A general result called Von Neumann-Fan minimax theorem states the following:
Theorem 2 (Von Neumann-Fan minimax theorem). Let $X$ and $Y$ be Banach spaces.Let $C \subset X$ be nonempty and convex, and let $D \subset Y$ be nonempty, weakly compact and convex. Let $g : X \times Y \to \Bbb{R}$ be convex with respect to $x \in C$ and concave and upper-semicontinuous with respect to $y \in D$, and weakly continuous in $y$ when restricted to $D$. Then $$d := \max_{y\in D} \inf_{x\in C} g(x, y) = \inf_{x\in C} \max_{y\in D} g(x, y).$$
See for example the following link: https://www.carma.newcastle.edu.au/jon/minimax.pdf
If you look at this problem as a Primal Problem and its Dual Problem then you're basically asking when Strong Duality holds.

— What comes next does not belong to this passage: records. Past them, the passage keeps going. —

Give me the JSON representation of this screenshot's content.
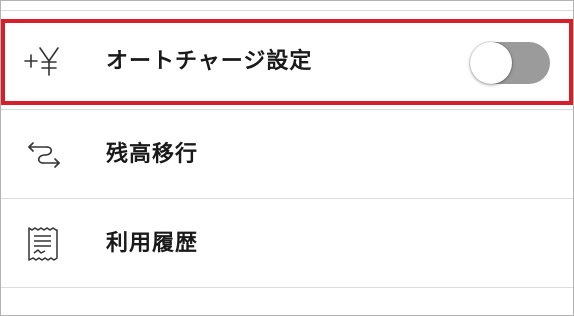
{
  "settings": {
    "items": [
      {
        "label": "オートチャージ設定",
        "icon": "yen-plus-icon",
        "has_toggle": true,
        "toggle_on": false
      },
      {
        "label": "残高移行",
        "icon": "transfer-arrows-icon",
        "has_toggle": false
      },
      {
        "label": "利用履歴",
        "icon": "receipt-icon",
        "has_toggle": false
      }
    ],
    "highlight_color": "#d71e2b",
    "toggle_off_color": "#9b9b9b"
  }
}
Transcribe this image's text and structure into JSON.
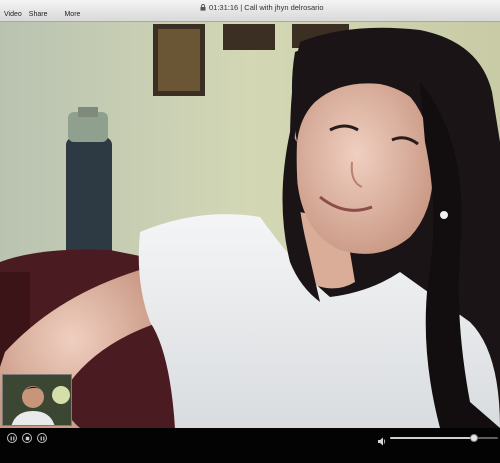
{
  "window": {
    "title": "01:31:16 | Call with jhyn delrosario"
  },
  "menu": {
    "video_label": "Video",
    "share_label": "Share",
    "more_label": "More"
  },
  "video": {
    "remote_feed": "remote-video-feed",
    "self_view": "self-view-thumbnail"
  },
  "controls": {
    "buttons": [
      "pause-icon",
      "stop-icon",
      "pause-icon"
    ],
    "volume_level": 0.78
  }
}
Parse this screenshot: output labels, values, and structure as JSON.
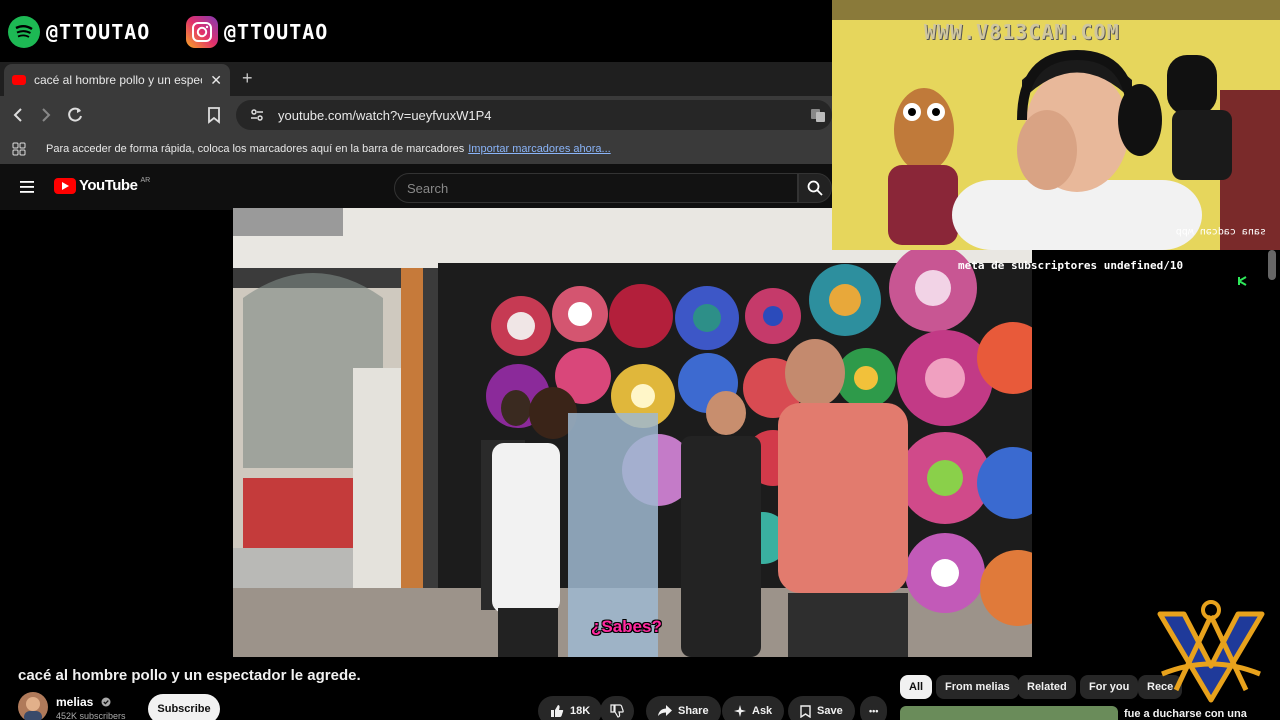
{
  "social": {
    "spotify_handle": "@TTOUTAO",
    "instagram_handle": "@TTOUTAO",
    "spotify_icon": "spotify-icon",
    "instagram_icon": "instagram-icon"
  },
  "browser": {
    "tab_title": "cacé al hombre pollo y un espect",
    "tab_close": "✕",
    "new_tab": "+",
    "url": "youtube.com/watch?v=ueyfvuxW1P4",
    "bookmarks_hint": "Para acceder de forma rápida, coloca los marcadores aquí en la barra de marcadores",
    "bookmarks_import": "Importar marcadores ahora..."
  },
  "youtube": {
    "logo_text": "YouTube",
    "logo_country": "AR",
    "search_placeholder": "Search",
    "video_subtitle": "¿Sabes?",
    "video_title": "cacé al hombre pollo y un espectador le agrede.",
    "channel_name": "melias",
    "channel_subs": "452K subscribers",
    "subscribe_label": "Subscribe",
    "likes": "18K",
    "share_label": "Share",
    "ask_label": "Ask",
    "save_label": "Save",
    "more_label": "•••",
    "chips": [
      "All",
      "From melias",
      "Related",
      "For you",
      "Rece"
    ],
    "rec_title": "fue a ducharse con una"
  },
  "overlay": {
    "cam_watermark": "WWW.V813CAM.COM",
    "cam_caption": "ddw ueɔpɐɔ ɐuɐs",
    "sub_goal": "meta de subscriptores undefined/10"
  },
  "colors": {
    "youtube_red": "#ff0000",
    "spotify_green": "#1db954",
    "subtitle_pink": "#ff2aa0",
    "emblem_gold": "#e8a21c",
    "emblem_blue": "#1f3a9a"
  }
}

Basically when $ f\left( x, y \right) $ is Convex in $ x $ and Concave in $ y $.
take two examples:
$$f(x,y) = \cos(x+y)$$
and
$$f(x,y)=2xy(x-y)$$
In the first case $\min_x \max_y f(x,y)=1 $ and $\max_y\min_x f(x,y)=-1$ for all $x,y$.
In the second one we have $y=0.5x$ and $x=0.5y$ since we have $f(x,y)^{''}>0$ for $\frac{d^2}{dx}f(x,y)$ and $f(x,y)^{''}<0$ for $\frac{d^2}{dy}f(x,y)$, they are minima and maxima respectively. As a result one gets $$\min_x \max_y f(x,y) = \max_y \min_x f(x,y)$$
for the second case.